The Court of Appeals agreed with our arguments and affirmed the Circuit Court’s dismissal. Under Michigan’s Uniform Commercial Code and the jurisprudence interpreting it, “meeting of the minds” is unnecessary – a payment discharges a claim so long as it is accompanied by a conspicuous written statement to the effect that it is tendered in full satisfaction of the claim. Further, there could be no finding of fraud because Plaintiff was provided with full information as to what the payment was for and elected to deposit and retain the funds anyway. As such, Plaintiff’s claims were validly discharged by the pre-suit settlement and the lawsuit against our clients was barred and dismissed with prejudice.

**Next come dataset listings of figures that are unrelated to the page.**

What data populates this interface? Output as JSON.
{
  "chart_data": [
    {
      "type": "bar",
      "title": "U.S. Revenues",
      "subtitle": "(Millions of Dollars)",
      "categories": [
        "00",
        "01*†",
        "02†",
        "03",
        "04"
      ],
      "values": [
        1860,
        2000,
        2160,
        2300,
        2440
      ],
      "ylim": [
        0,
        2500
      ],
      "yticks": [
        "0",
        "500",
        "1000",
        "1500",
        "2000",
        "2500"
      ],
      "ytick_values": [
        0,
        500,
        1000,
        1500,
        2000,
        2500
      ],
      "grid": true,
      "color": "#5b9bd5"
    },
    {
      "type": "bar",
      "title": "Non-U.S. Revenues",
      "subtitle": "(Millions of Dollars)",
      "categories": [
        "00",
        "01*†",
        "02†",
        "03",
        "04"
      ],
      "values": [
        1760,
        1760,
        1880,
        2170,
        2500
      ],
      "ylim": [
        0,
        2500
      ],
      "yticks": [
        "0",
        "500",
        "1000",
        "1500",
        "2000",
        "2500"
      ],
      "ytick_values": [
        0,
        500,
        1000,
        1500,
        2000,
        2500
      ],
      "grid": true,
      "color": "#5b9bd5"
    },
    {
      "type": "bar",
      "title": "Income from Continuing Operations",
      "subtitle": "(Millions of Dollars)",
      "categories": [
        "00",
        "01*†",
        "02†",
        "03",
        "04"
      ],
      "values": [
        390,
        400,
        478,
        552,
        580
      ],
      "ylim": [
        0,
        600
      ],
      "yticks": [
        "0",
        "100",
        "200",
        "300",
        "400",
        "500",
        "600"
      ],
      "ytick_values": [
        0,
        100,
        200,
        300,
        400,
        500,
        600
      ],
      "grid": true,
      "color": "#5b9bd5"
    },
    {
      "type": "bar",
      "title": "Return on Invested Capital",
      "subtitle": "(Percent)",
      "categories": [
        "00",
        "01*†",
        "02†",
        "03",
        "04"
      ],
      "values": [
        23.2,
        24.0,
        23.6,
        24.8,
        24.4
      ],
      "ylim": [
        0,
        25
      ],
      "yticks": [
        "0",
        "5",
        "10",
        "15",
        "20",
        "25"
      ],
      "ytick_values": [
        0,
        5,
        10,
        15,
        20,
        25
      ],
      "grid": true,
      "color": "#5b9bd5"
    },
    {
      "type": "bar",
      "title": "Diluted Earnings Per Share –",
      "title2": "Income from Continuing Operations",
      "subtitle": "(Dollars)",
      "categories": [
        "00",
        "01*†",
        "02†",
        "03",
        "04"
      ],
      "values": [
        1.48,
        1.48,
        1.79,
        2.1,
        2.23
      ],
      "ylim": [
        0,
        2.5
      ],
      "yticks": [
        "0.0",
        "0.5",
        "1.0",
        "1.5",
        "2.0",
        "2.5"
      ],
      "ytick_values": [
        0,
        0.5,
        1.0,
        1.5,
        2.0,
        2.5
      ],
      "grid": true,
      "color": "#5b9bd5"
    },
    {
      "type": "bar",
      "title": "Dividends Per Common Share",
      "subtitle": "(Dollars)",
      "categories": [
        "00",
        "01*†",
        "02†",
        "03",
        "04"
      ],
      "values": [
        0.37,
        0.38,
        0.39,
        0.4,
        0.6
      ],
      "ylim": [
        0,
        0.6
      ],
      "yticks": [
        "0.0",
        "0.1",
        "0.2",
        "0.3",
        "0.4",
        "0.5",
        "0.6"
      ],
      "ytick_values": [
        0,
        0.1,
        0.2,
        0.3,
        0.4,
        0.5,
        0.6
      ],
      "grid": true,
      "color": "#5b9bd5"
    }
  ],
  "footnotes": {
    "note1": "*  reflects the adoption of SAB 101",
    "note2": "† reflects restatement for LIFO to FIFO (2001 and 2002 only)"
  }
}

Super Lawyer Rising Star Awarded

RCR proudly announces that Matt Sunderlin was selected as Super Lawyers Rising Stars.

Another Dismissal

Matt Sunderlin obtained summary dismissal of a Plaintiff’s negligence claims. The Court found that the Plaintiff did not sustain any “threshold” injury in the alleged accident and dismissed the Plaintiff’s claims against the driver and the owner of the alleged at-fault vehicle with prejudice.

Replacement Services Claim Tossed

Matt Sunderlin obtained summary dismissal of a Plaintiff’s replacement services claim. The Judge agreed that Plaintiff’s claims were not actually incurred pursuant to the Michigan No-Fault Act.

Dismissal of $216,000 in Bills

Matt Sunderlin obtained dismissal of Plaintiff’s $216,000 PIP claim. The Judge agreed that the Plaintiff’s bills were excluded by Michigan law.

Dismissal with Prejudice

Matt Sunderlin achieved a dismissal of a negligence case via Summary Disposition. Matt’s motion was granted based on the Plaintiff’s lack of serious impairment of body function.

Dismissal of Aggravated Injury Claims

Plaintiff‘s attempt to blame a recent work injury on the subject accident was not successful. Plaintiff fell at work and blamed the fall on instability caused by the auto accident. Matt Sunderlin convinced the court to exclude those claims from the case, reducing the potential exposure significantly.

Commercial Trucking Suit Dismissed

A commercial trucking case with catastrophic injuries and brain injury producing severe mental incapacity was dismissed with prejudice. Matt Sunderlin successfully argued that the policy did not cover the alleged accident.

No Insurable Interest

Matt Sunderlin obtained Summary Disposition via motion. The Judge agreed that there existed no insurable interest. The motion was granted and dismissed with prejudice.